Diaz, le molotov della polizia spariscono in questura
Le false molotov non si trovano più. E ora c'è persino il rischio che le due bottiglie con cui i polizziotti tentarono di giustificare l'irruzione e le botte della Diaz a Genova, finiscano per aiutarli a cancellare il processo sulla sanguinosa notte del 21 luglio 2001.
Ieri mattina le bottiglie dovevano comparire nell'aula del tribunale genovese insieme a Valerio Donnini, il capo dei capi dei reparti mobili impiegati al g8, e a Maurizio Piccolotti, funzionario incaricato della gestione dei servizi di ordine pubblico: i due avrebbero dovuto parlare proprio delle bottiglie incendiarie trovate dalle forze dell'ordine in un'aiuola nei pressi di corso Italia e poi trasportate e presentate alla Diaz dopo l'irruzione. Al momento di iniziare l'udienza, però, le due bottiglie erano sparite dall'ufficio della questura genovese che da anni le custodisce (o almeno dovrebbe) come «prova» contro i ragazzi e le ragazze che, ferite, furono presentati dai poliziotti come pericolosi black block responsabili degli scontri di quei giorni.
Giusto la scorsa settimana il vicequestore aggiunto Luca Salvemini, che da anni indaga sul conto dei colleghi, aveva evidenziato la scarsa collaborazione da parte di questure e dirigenti di polizia nelle indagini sull'irruzione. Ed ecco che ieri si è scoperto che la prova principale contro i dirigenti e i funzionari accusati di falso e calunnia è scomparsa: trovate nel corso della giornata le due bottiglie furono portate alla Diaz semplicemente per giustificare e a un'irruzione che aveva provocato oltre 90 feriti, di cui alcuni gravissimi (la procura ha aperto anche un fascicolo contro ignoti per tentato omicidio).
Il giudice che presiede il processo per ora ha bloccato tutto: i testi saranno ascoltati solo quando spunteranno fuori le molotov come pretendono - sarà un caso - le difese degli imputati che da tempo avevano chiesto la presenza delle molotov in aula, invece delle fotografie. Nel caso in cui non si dovessero trovare, il processo potrebbe trovare un enorme difficoltà a procedere, a meno che il giudice non ritenga sufficienti le immagini per interrogare i testi circa il riconoscimento delle bottiglie. In quel caso sarà ovvio il ripetersi delle eccezioni delle difese che già più volte hanno specificato che senza corpo del reato, il processo, per quanto li riguarda, non può andare avanti.

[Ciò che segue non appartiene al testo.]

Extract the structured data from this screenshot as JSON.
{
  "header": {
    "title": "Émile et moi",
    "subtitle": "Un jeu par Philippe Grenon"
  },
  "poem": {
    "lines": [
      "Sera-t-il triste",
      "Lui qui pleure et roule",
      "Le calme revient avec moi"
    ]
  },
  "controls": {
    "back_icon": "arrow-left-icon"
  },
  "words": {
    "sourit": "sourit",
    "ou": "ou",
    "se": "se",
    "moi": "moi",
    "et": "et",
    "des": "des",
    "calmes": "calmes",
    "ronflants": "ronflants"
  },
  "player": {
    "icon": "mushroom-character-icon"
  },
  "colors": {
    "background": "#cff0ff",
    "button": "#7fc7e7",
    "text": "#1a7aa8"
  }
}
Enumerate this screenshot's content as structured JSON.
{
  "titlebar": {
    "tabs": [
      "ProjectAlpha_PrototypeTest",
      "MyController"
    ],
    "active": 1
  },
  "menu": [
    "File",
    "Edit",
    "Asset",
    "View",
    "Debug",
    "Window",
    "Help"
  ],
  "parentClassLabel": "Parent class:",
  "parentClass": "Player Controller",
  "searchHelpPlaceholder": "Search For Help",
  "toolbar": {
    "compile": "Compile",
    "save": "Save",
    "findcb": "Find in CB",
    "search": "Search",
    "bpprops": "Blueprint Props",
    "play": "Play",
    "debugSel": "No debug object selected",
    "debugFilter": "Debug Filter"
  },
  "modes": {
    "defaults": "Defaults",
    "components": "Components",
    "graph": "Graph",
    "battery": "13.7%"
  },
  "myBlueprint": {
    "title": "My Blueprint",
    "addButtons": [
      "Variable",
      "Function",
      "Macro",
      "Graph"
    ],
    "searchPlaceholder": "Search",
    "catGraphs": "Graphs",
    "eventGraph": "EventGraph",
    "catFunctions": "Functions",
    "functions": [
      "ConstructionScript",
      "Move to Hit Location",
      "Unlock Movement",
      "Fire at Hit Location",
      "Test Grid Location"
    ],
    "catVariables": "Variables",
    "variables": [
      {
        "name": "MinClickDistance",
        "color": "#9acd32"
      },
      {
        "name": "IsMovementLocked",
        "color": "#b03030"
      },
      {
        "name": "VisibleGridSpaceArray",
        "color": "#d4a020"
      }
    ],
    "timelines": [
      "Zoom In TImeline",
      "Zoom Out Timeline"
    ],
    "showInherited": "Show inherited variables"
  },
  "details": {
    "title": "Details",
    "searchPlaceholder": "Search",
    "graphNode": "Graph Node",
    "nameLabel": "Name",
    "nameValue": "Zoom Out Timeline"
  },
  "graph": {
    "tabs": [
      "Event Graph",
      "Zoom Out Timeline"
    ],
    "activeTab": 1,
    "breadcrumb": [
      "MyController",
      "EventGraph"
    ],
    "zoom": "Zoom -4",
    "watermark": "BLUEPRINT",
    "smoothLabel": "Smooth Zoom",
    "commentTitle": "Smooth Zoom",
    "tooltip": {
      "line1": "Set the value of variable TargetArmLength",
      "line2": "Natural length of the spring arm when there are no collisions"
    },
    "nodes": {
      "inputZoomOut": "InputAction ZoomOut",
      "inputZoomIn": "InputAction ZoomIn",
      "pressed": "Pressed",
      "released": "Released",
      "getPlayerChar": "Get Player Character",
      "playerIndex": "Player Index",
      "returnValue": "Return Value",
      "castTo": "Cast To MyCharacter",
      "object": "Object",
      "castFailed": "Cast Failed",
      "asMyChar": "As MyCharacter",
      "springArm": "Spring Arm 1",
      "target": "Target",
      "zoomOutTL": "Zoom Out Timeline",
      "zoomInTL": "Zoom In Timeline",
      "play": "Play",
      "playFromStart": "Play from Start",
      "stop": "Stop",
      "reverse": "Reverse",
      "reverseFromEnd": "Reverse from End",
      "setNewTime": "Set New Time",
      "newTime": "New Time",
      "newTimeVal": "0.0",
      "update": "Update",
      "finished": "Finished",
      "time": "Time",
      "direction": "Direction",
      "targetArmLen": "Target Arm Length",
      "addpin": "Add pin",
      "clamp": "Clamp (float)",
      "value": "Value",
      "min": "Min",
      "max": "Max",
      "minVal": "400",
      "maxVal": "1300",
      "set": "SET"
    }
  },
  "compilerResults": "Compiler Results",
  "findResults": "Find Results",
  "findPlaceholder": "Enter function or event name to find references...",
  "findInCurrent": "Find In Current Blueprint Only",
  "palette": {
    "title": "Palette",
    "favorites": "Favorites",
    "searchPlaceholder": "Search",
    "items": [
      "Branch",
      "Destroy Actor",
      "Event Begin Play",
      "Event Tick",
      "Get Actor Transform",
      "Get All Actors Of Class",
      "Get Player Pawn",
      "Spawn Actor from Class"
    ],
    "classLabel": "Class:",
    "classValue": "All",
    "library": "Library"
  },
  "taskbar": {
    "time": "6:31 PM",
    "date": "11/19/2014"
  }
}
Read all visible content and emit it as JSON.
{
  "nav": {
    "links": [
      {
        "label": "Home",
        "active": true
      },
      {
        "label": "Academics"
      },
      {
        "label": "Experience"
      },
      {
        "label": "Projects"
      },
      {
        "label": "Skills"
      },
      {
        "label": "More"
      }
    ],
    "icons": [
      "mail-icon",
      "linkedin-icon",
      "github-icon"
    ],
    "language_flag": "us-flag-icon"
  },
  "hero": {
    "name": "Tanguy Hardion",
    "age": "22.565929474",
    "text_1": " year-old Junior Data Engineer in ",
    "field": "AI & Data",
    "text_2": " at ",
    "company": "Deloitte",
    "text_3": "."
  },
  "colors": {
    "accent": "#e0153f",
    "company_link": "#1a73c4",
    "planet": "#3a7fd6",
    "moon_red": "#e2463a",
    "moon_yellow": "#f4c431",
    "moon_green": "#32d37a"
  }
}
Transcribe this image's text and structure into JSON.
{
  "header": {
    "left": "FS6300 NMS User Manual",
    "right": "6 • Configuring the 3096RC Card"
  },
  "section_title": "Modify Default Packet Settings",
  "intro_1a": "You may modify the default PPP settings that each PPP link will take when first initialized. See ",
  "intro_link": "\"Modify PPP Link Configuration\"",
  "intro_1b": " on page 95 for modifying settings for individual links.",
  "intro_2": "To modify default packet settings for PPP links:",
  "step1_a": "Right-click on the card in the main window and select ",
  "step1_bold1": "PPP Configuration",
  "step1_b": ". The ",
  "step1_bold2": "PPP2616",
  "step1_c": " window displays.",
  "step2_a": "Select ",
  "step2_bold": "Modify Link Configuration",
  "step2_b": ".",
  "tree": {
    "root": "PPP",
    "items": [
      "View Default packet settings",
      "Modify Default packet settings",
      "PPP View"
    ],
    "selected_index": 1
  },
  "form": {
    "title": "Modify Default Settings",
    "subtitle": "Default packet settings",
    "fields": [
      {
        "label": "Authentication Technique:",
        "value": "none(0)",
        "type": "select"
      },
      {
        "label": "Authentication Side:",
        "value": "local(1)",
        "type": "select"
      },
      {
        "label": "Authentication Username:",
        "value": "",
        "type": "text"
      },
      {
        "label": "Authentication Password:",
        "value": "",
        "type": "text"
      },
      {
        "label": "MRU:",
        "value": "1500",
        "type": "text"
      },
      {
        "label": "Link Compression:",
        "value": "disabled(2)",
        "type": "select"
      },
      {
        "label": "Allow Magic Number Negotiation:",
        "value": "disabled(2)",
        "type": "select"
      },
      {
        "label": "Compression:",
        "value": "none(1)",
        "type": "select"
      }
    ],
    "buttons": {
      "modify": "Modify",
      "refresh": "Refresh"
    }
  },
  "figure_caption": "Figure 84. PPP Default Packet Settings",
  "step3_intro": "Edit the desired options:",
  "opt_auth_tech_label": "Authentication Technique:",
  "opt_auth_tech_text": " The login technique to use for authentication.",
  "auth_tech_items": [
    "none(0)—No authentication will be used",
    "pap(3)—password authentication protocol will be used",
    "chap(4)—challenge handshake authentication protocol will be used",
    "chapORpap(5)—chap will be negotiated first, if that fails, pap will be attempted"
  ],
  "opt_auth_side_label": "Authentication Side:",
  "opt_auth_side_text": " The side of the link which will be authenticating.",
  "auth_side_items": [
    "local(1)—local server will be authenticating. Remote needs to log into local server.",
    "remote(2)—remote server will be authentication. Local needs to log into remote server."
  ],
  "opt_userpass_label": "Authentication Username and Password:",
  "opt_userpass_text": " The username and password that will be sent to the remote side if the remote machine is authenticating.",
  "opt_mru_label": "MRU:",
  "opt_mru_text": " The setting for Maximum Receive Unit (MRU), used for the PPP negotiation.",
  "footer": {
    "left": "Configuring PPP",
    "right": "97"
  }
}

«Il reperto che indubbiamente rappresenta il frutto più significativo della perquisizione non viene affatto menzionato neppure da chi ha avuto modo di maneggiarlo. E' quasi una sorta di presa di distanza da un corpo di reato che invece avrebbe dovuto essere evidenziato come più rilevante prova della pericolosità degli arrestati, in conformità con quanto risulta dai verbali», aveva scritto il pm Zucca nella sua memoria sulle indagini che portarono al rinvio a giudizio di 28 tra agenti, funzionari e dirigenti della polizia italiana, tra i quali Francesco Gratteri, ex capo dello sco, ex questore di Bari, recentemente promosso a capo del Dac, già riconosciuto da testi in aula, non come uno qualunque, ma come chi si comporta da capo, Gilberto Calderozzi, all'epoca vice di Gratteri e oggi a capo dello Sco, l'allora vicedirettore dell'Ucigos Giovanni Luperi e Giovanni Canterini, a capo del VII nucleo del reparto mobile di Roma che partecipò all'irruzione.
L'audizione di Donnini avrebbe dovuto chiarire la dinamica del percorso delle molotov che agli atti risultano trovate da Pasquale Guaglione che disse di averle consegnate proprio a Donnini. Quest'ultimo, secondo Guaglione, avrebbe preso le molotov ritenendole «importanti» e - come ha ammesso in fase di indagini - le avrebbe messe sul Magnum, la jeep che usava, guidata dall'autista Burgio, che durante gli interrogatori ha ammesso: «Avrei potuto e dovuto procedere anch'io per la consegna in questura, ma essendo stato abituato che per qualsiasi cosa si devono richiedere disposizioni al superiore presente sulla vettura, avendo io chiesto disposizioni prima al dott. Donnini e poi al dott. Troiani e non avendole ricevute, non ho ritenuto di prendere iniziative». A portarle alla Diaz sarà Troiani, sostiene Burgio. Il passo successivo è il ritratto famigliare ripreso da una televisione privata genovese: fuori dalla Diaz accanto a Luperi con le due bottiglie appaiono Caldarozzi, Mortola e Canterini, tutti intenti ad esaminare il sacchetto contenente le molotov in ciò che sembra essere un'animata discussione.